38% des femmes couchent le premier soir :
38% des femmes couchent le premier soir : "Ça m'a valu une réputation de fille facile". © Getty Images

A l'occasion de la Journée mondiale de l'Orgasme, qui a eu lieu ce mercredi 21 décembre, l'Ifop a publié les résultats de son Observatoire de la sexualité récréative des Européennes, et dévoile qu'une majorité des femmes européennes a déjà couché le premier soir. Une attitude qui ne surprend jamais de la part des hommes, mais qui continue à valoir aux femmes une étiquette insultante de "fille facile", et dont il est parfois difficile de se départir.

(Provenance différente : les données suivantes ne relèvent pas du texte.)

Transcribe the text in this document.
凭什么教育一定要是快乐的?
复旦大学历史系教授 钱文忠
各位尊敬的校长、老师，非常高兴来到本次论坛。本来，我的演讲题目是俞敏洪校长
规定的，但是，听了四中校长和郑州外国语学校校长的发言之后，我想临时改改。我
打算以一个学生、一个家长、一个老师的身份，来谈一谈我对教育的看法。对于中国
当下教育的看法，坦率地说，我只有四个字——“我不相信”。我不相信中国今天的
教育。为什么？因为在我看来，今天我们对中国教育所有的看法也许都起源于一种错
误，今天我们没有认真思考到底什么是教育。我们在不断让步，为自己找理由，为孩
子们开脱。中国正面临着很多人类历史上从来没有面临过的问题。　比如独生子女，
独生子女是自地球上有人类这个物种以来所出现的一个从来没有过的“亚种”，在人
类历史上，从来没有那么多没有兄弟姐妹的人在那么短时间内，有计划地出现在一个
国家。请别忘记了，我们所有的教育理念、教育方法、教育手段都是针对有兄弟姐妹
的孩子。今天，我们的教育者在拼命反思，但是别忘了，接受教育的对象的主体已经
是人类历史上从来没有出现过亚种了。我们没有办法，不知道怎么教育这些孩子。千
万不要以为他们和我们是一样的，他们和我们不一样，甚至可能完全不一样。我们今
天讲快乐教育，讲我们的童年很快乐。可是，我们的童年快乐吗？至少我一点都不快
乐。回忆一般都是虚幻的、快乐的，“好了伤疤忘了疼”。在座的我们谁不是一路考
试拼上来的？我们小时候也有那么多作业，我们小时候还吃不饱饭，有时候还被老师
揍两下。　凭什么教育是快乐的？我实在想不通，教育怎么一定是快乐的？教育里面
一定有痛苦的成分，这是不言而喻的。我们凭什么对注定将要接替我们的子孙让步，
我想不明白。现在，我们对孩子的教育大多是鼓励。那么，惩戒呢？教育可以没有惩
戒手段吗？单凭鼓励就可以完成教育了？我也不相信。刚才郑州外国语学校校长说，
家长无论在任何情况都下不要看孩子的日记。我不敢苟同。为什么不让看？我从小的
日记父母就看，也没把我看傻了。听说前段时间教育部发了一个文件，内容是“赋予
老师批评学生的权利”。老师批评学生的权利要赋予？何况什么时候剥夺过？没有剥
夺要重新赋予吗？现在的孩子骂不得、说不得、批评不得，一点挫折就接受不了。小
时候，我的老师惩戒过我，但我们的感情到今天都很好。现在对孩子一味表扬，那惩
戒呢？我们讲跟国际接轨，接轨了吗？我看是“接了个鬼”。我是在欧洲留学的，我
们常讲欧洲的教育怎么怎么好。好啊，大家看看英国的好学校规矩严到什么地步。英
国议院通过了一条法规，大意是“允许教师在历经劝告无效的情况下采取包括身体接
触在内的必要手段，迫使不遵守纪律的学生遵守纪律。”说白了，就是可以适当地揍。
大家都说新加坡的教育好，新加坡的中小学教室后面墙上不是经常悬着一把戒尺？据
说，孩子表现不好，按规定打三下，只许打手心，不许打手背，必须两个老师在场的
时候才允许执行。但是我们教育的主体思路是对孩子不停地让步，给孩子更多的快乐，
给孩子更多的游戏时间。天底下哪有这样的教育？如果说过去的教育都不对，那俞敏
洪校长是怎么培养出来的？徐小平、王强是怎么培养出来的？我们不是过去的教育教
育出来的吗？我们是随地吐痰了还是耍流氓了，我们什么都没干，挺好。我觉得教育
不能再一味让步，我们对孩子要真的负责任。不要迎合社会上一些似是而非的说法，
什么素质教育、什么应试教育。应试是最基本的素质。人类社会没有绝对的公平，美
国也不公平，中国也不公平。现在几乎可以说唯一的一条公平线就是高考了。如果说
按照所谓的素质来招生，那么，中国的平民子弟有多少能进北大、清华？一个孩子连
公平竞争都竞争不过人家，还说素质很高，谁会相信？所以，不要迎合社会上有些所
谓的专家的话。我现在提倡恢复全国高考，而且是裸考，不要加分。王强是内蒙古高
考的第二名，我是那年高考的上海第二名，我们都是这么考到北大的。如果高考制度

"La première fois que j'ai été traitée de fille facile, c'était au lycée." Voilà le contrat que dresse Lucie*, 25 ans. Dès son adolescence, à une époque où elle n'avait même jamais encore eu de relation sexuelle, la jeune femme a reçu ce commentaire dégradant, juste après sa rupture avec son premier petit ami : "Un jour, il a envoyé un de ses potes me toucher le cul. À l’époque, ça ne me choque pas. Je choisis même d’en rire. Et ils se sont servis de ça pour dire que j’étais une fille facile. Ça, ça m’a choquée. J’étais vierge et je n’étais pas du tout là-dedans."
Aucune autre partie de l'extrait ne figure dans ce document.